A simple Google search can tell you that a drone is an unmanned aerial vehicle (UAV)—but seriously, what is a drone? You know they fly, spy, deliver packages, and take pictures, but are they really an invasive technology . . . or something to have fun with?
UAVs were originally designed for intelligence-gathering purposes, but over the past decade, drones have evolved from covert operation tools to toys that you can play with in the park on a Sunday afternoon.
To answer the question of “What is a drone,” it helps to look back into history. The idea of having an unmanned aircraft go into battle started with the first known UAV attack, which occurred in 1849, when Austria sent bomb-filled balloons over Venice. Then, in 1935, film star and model-airplane fan Reginald Denny created the first scale-model-sized remote-controlled airplane, an item that would go on to inspire current drones.

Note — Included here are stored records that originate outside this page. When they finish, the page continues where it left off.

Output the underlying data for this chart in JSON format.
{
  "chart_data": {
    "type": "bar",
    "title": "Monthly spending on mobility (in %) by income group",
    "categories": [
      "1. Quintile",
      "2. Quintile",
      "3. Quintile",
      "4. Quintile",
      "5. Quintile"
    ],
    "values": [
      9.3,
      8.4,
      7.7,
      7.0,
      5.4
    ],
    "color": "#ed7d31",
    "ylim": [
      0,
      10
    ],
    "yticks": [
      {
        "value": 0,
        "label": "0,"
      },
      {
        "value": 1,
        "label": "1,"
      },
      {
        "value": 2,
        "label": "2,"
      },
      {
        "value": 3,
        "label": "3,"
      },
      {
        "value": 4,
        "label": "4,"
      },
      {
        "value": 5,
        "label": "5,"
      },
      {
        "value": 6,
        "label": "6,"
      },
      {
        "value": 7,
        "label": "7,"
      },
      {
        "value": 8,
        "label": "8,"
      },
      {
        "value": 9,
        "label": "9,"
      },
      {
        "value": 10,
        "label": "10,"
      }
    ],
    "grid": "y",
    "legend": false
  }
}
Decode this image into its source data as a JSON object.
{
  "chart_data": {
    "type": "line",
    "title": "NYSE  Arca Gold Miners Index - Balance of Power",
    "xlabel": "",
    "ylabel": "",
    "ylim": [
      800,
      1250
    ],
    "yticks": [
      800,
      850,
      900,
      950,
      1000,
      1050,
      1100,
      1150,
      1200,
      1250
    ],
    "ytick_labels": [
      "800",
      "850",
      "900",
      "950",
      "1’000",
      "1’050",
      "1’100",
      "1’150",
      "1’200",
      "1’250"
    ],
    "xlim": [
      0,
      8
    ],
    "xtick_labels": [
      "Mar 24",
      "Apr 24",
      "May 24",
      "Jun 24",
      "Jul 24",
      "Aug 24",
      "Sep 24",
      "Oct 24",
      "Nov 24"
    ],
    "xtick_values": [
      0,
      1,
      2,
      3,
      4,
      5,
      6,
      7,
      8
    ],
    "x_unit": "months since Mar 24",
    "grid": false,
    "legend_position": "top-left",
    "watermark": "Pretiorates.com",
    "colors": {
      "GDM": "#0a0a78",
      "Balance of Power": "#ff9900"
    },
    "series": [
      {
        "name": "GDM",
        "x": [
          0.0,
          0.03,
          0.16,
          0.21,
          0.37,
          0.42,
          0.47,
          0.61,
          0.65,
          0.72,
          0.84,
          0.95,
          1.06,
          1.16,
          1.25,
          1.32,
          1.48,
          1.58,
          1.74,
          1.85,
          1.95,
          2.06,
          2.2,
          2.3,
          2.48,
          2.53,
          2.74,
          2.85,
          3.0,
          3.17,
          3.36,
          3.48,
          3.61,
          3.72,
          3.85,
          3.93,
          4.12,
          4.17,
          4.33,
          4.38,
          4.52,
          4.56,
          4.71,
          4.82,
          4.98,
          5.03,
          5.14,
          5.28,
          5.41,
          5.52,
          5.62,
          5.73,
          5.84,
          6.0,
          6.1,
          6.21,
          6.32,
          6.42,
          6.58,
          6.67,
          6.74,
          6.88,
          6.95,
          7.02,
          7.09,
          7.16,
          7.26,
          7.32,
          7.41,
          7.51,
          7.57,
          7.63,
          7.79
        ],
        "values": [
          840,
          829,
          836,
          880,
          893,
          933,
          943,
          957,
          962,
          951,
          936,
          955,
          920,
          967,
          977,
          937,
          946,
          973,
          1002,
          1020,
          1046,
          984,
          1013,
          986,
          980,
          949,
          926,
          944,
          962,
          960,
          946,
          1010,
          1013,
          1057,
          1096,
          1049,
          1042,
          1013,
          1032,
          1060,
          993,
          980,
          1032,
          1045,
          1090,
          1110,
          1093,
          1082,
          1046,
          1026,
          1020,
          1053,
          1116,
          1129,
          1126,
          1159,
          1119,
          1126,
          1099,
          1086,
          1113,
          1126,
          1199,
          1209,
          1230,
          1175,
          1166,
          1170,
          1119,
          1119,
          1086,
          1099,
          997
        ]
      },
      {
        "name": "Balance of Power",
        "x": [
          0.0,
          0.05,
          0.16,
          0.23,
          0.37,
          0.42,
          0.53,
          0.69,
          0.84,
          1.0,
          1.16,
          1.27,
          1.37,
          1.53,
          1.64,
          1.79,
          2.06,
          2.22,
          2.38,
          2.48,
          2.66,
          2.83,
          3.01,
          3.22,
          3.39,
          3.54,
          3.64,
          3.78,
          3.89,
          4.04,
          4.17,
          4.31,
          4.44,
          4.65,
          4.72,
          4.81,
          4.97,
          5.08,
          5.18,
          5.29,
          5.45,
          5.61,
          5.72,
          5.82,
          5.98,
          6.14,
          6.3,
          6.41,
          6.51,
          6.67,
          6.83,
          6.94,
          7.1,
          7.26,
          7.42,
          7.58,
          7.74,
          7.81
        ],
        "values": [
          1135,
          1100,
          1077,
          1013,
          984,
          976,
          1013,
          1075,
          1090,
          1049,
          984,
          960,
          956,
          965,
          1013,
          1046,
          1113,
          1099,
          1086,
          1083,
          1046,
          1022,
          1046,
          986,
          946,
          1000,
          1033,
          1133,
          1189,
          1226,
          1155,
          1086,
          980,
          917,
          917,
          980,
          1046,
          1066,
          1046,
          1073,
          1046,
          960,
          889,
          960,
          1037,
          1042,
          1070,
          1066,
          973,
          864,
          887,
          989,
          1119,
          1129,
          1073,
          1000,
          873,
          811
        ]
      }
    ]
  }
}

When the CIA began flying unarmed drones over Afghanistan in 2000, the machine first entered the public eye and immediately had everyone asking “What is a drone?” In 2002, the government released the infamous Predator drone, which was used to seek out terrorists. This effectively changed military surveillance forever.
Because technology has become more advanced—and the cost of production has gone down—you no longer need a military contract to buy a drone. This is why you see so many approachable UAVs on the market today.
From kid-friendly and not-too-expensive models like the Nimbus Remote Control Mini Drone to the high-tech, geeked-out Walkera Ready to Fly Hexcopter, plenty of choices in all price ranges are available.
It is important to note, however, that all drones weighing more than a half-pound (and less than 55 pounds) must be registered with the Federal Aviation Administration before ever being flown outdoors.
Today, the artistic work of drones can be seen in blockbuster movies such as Skyfall and at the Drone Film Festival in New York City. Additionally, there are UAV photography contests held around the world.
In fact, many of drones you come across will have photo and video capabilities. Some can even stream footage onto your smartphone, like Parrot’s AR Drone 2.0 Power Edition, a quadcopter-style drone that can shoot footage while on the move, even as it does a flip. For still-life shots, one of the most celebrated drones for photography is the Yuneec Typhoon Q500, which has an ultra HD camera, ground station controller, and a handheld camera mount. Use one to document an epic hike, get shots of your party from above, or even to take the ultimate selfie.